And this is, we've seen again and again. So I know I'm really interested to see what Justin has to say to this in a moment. But Tom, do you want to start us off on this one? Well, just briefly, because obviously this gets into the detail of the contemporary mindset in America, and let me say, I have friends in America who tell me of friends of theirs or relatives of theirs who have more or less cut them off because they won't, as your question says, a worship at the throne of Donald Trump.
And I think it's fascinating to me how the issue of abortion has taken the center stage for many people. And I understand that I take a, what you call it, a traditional or conservative view of abortion myself, not an absolute extreme view, but I would broadly share the view that many American Christians have of that. And hence, I grieve over the way in which in my country and in America, politicians on the left have tended to say that abortion is a woman's right, et cetera, et cetera.
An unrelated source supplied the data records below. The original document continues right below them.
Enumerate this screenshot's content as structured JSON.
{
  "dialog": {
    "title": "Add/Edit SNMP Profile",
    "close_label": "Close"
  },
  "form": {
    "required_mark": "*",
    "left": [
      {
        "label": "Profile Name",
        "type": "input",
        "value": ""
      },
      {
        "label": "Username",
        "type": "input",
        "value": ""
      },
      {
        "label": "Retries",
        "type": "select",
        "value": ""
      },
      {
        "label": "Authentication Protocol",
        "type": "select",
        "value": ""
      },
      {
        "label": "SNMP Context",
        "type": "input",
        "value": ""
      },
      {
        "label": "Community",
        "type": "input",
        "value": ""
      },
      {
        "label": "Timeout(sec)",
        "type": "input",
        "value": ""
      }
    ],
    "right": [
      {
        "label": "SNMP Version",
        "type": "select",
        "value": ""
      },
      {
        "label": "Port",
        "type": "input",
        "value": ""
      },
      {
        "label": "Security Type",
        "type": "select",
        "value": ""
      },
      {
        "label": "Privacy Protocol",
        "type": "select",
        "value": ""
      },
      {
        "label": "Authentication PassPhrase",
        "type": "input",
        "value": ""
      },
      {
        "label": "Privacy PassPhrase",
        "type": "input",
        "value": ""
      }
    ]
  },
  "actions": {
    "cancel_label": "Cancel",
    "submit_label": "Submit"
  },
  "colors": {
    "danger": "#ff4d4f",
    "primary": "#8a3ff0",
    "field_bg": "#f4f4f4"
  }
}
I think that fudges the issue and creates a very dangerous and dark place. So the trouble then is in politics, you have to do deals. You have to make compromises.
You have to say, well, in order to get all sorts of things done, we're going to have to agree to differ on this particular thing in order to get all those things done. And the idea that because the Democrats were broadly pro-abortion or they would use the phrase pro-choice, that that means that everything else they do must be wicked and satanic, et cetera, et cetera. And then we can spin all sorts of lies about them and conspiracy theories.
That's a kind of political immaturity which one would have hoped that a great country like America would have grown up out of by now. I mean, part of the difficulty of seeing as an outsider, but I love America and I go often and I've lived in America for some while, I see still bits of the Civil War playing itself out the battles of the 1860s with the liberals in the North East and the rednecks down in the South, imagining one another in the stereotypes and then playing off against those stereotypes. And it's so ironic because America was founded largely on the business of a separation of church and state that we're not going to have church and state mixing, but now what's happened is the rushing together in a disorderly fashion of Christian sentiment and ideas with politics in a way which seems to be uncontrolled and unthought through and we in Britain have a rich old muddle on that and up at our established church in a sense, let's us hold the ring for trying to think more wisely.
And let me say we don't expect that when we vote in a British election, we are going to get utopia. We expect that at the best we will get the least worst. Whereas in America, I think people still think that if only they can get the right person in the White House, then utopia will arrive.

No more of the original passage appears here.